Dissident republicans were today feared to have escalated a recent car bomb campaign after two people were injured in a major explosion outside a police station in Co Armagh.
The victims, including an elderly woman, were taken to hospital after the bomb exploded outside the PSNI station in the border town of Newtownhamilton late last night. It marked the second time the station had been targeted by dissidents in less than a week.
Firefighters, who had been in the area at the time, were hailed as “heroes” for evacuating local residents and businesses after the car bomb was abandoned outside the station.
Police are investigating reports that a number of shots were fired shortly before the explosion went off at about 11.23pm. Police had received a telephone warning an hour earlier and were en route to the station, which is staffed on a part-time basis, when the bomb detonated.
Two people were taken to hospital with injuries which were not thought to be life-threatening.
They remained at Daisy Hill Hospital in Newry this morning where they were described as “extremely shaken”. A number of nearby properties were also damaged in the blast which smashed windows and doors.
Just last week the Army defused a car bomb outside the town's police station. A car was left at the gates of the station in the early hours of April 13.

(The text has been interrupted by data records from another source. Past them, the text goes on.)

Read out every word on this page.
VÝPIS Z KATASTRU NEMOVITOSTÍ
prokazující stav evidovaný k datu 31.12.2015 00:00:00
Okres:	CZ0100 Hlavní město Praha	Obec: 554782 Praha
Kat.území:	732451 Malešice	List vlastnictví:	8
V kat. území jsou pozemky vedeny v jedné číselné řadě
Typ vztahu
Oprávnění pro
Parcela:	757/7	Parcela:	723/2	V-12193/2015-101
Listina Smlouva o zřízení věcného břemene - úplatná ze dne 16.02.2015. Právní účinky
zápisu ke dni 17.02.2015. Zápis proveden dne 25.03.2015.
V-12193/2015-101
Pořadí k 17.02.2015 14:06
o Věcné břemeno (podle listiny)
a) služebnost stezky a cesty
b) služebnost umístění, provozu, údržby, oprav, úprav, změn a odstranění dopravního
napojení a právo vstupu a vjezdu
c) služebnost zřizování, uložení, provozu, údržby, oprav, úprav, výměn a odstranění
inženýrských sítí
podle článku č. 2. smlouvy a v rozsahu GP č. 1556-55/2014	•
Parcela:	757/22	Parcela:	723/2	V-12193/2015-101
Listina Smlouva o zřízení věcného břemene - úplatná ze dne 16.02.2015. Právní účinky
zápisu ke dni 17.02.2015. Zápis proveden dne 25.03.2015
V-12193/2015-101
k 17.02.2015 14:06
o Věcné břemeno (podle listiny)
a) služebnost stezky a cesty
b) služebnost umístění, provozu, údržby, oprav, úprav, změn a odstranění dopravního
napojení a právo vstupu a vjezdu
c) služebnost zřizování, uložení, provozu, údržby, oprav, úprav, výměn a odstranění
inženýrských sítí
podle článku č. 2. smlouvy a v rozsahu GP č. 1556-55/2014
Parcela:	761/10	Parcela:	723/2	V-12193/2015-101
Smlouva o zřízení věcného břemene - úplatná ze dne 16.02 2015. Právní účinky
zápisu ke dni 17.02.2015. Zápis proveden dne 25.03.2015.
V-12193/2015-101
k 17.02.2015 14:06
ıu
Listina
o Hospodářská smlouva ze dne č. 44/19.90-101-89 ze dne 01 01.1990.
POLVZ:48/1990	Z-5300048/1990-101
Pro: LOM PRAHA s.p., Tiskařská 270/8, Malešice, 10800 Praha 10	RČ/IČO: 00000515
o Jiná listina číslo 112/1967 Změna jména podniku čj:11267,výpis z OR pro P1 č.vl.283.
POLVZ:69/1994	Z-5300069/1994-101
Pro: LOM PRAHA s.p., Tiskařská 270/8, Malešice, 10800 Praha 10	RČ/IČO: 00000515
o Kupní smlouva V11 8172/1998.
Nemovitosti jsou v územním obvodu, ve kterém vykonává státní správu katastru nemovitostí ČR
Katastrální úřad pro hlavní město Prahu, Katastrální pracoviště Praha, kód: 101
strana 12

The bomb went off just hours after police sources warned the threat posed by dissident republicans in Northern Ireland was higher than at any time since the Omagh bomb almost 12 years ago.
Newry Street in Newtownhamilton remained closed this morning and a number of homes are still evacuated. Residents were taken to nearby Newtownhamilton High School.
SDLP Newry and Armagh MLA Dominic Bradley criticised the PSNI’s response to the bomb warning amid claims there was no PSNI presence for up to two hours after the explosion.
Mr Bradley praised the prompt reaction of the Fire Service who had been returning from a fire drill when they heard the gunshots and saw the suspicious vehicle.
“Had it not been for their prompt action in evacuating homes and businesses and cordoning off the area there may have been a serious loss of life,” he said.
PSNI Chief Inspector Sam Cordner denied the police had been slow to respond and reassured the public that there was ample police cover in the area.
“We can’t be everywhere all of the time,” he said. “Additional patrolling is being deployed throughout the area and will be deployed.”
First and Deputy First Ministers, Peter Robinson and Martin McGuinness, led strong and swift condemnation from politicians against the dissident bombers.
Mr Robinson described it as “an evil and cowardly attack by people who have nothing to offer but murder and mayhem”.